For the White House, the book serves as an unwelcome return to a focus on Trump’s handling of the pandemic just as he is trying to project that the virus is under control and as he is eager to see a return to normal activity leading up to the Nov. 3 presidential election.

Trump told Woodward on March 19 that he deliberately minimized the danger. “I wanted to always play it down,” the president said. “I still like playing it down because I don't want to create a panic."

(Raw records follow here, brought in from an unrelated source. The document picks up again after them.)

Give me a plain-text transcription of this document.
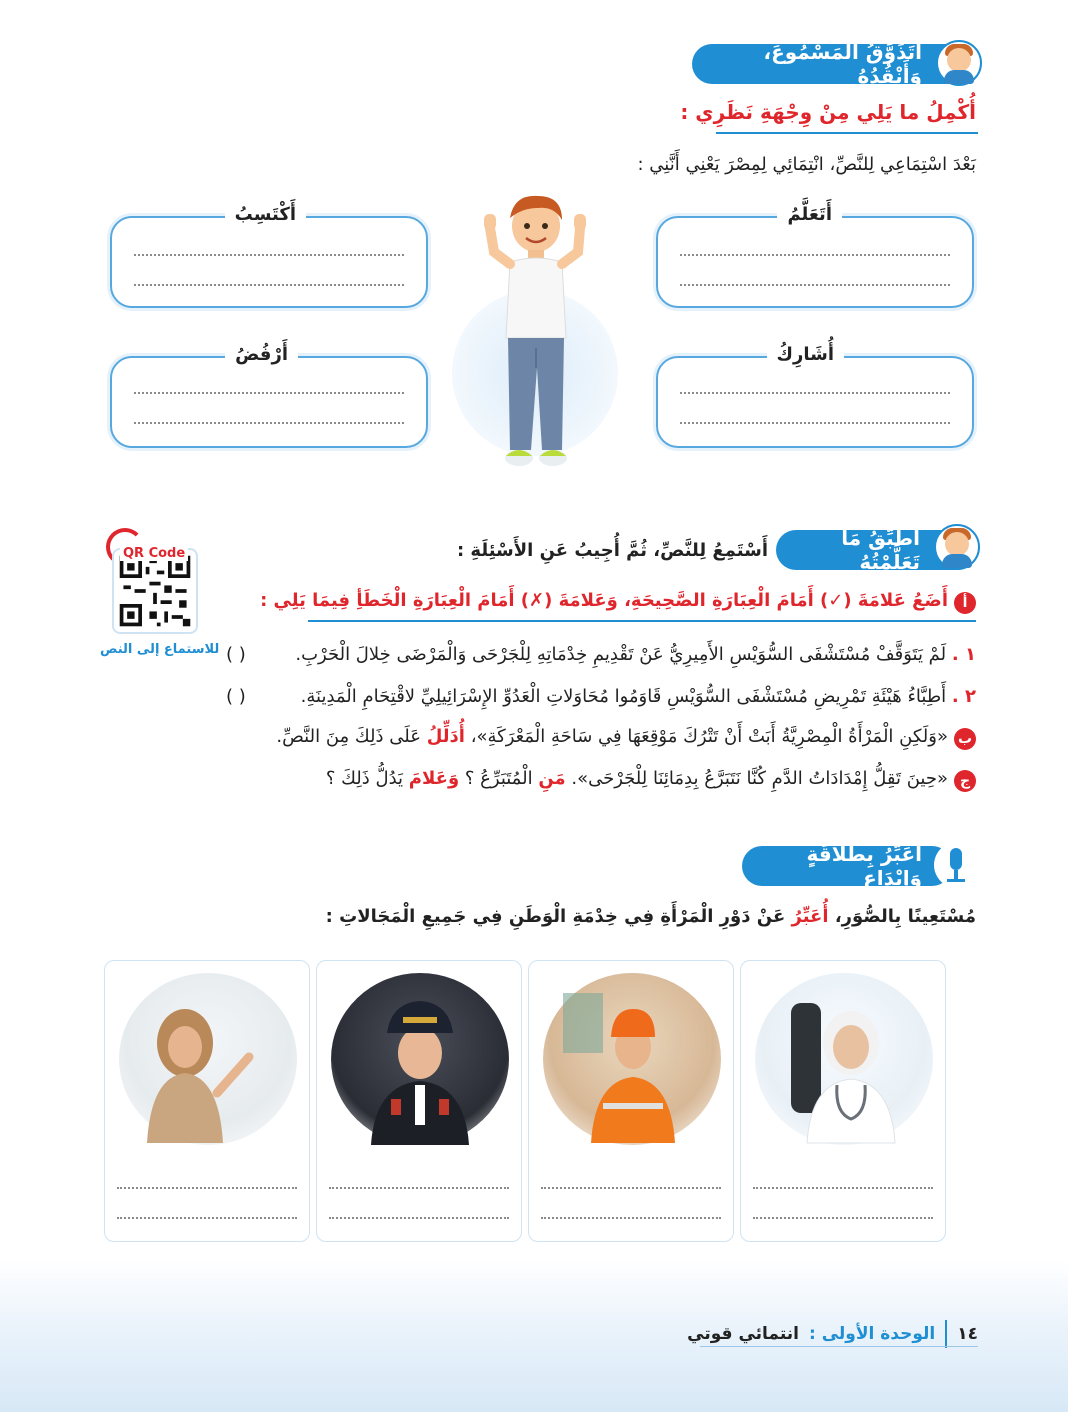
أَتَذَوَّقُ الْمَسْمُوعَ، وَأَنْقُدُهُ
أُكْمِلُ ما يَلِي مِنْ وِجْهَةِ نَظَرِي :
بَعْدَ اسْتِمَاعِي لِلنَّصِّ، انْتِمَائِي لِمِصْرَ يَعْنِي أَنَّنِي :
أَتَعَلَّمُ
أَكْتَسِبُ
أُشَارِكُ
أَرْفُضُ
أُطَبِّقُ مَا تَعَلَّمْتُهُ
أَسْتَمِعُ لِلنَّصِّ، ثُمَّ أُجِيبُ عَنِ الأَسْئِلَةِ :
QR Code
للاستماع إلى النص
أ
أَضَعُ عَلامَةَ (✓) أَمَامَ الْعِبَارَةِ الصَّحِيحَةِ، وَعَلامَةَ (✗) أَمَامَ الْعِبَارَةِ الْخَطَأِ فِيمَا يَلِي :
١ . لَمْ يَتَوَقَّفْ مُسْتَشْفَى السُّوَيْسِ الأَمِيرِيُّ عَنْ تَقْدِيمِ خِدْمَاتِهِ لِلْجَرْحَى وَالْمَرْضَى خِلالَ الْحَرْبِ.
( )
٢ . أَطِبَّاءُ هَيْئَةِ تَمْرِيضِ مُسْتَشْفَى السُّوَيْسِ قَاوَمُوا مُحَاوَلاتِ الْعَدُوِّ الإِسْرَائِيلِيِّ لاقْتِحَامِ الْمَدِينَةِ.
( )
ب
«وَلَكِنِ الْمَرْأَةُ الْمِصْرِيَّةُ أَبَتْ أَنْ تَتْرُكَ مَوْقِعَهَا فِي سَاحَةِ الْمَعْرَكَةِ»، أُدَلِّلُ عَلَى ذَلِكَ مِنَ النَّصِّ.
ج
«حِينَ تَقِلُّ إِمْدَادَاتُ الدَّمِ كُنَّا نَتَبَرَّعُ بِدِمَائِنَا لِلْجَرْحَى». مَنِ الْمُتَبَرِّعُ ؟ وَعَلامَ يَدُلُّ ذَلِكَ ؟
أُعَبِّرُ بِطَلاقَةٍ وَإِبْدَاعٍ
مُسْتَعِينًا بِالصُّوَرِ، أُعَبِّرُ عَنْ دَوْرِ الْمَرْأَةِ فِي خِدْمَةِ الْوَطَنِ فِي جَمِيعِ الْمَجَالاتِ :
١٤
الوحدة الأولى :
انتمائي قوتي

Democratic presidential nominee Joe Biden said the book shows Trump “lied to the American people." He knowingly and willingly lied about the threat it posed to the country for months.”

In other developments:

  • Teachers in at least three states have died after bouts with the coronavirus since the dawn of the new school year, and a teachers' union leader worries that the return to in-person classes will have a deadly impact across the U.S. if proper precautions aren't taken.
  • Top Republican senators made pessimistic predictions Wednesday about securing a bipartisan coronavirus relief package before the November election, signaling instead they will just try to pass legislation that would avoid a federal shutdown as lawmakers head home to campaign.
  • The suspension of a huge COVID-19 vaccine study over an illness in a single participant shows there will be “no compromises” on safety in the race to develop the shot, the chief of the National Institutes of Health told Congress on Wednesday.
  • President Donald Trump and Democratic challenger Joe Biden are taking diametrically opposite approaches to campaigning during a pandemic. Biden emphasizes guidelines supported by local health officials while Trump rails against restrictions that he argues, without evidence, are politically motivated.
  • IOC president Thomas Bach says progress with vaccines and rapid testing for COVID-19 will not be the complete answer for staging the Tokyo Olympics in 2021.
  • Atlantic Coast Conference schools and other colleges across the country poised to kickoff football seasons face multiple challenges in trying to replicate the bubbles that have allowed the NBA and NHL to resume play amid the coronavirus pandemic.
  • The British government has backed a series of measures it hopes will stem a worrying increase in new coronavirus cases, particularly among young adults, including a legally enforced ban on any social gatherings of more than six people.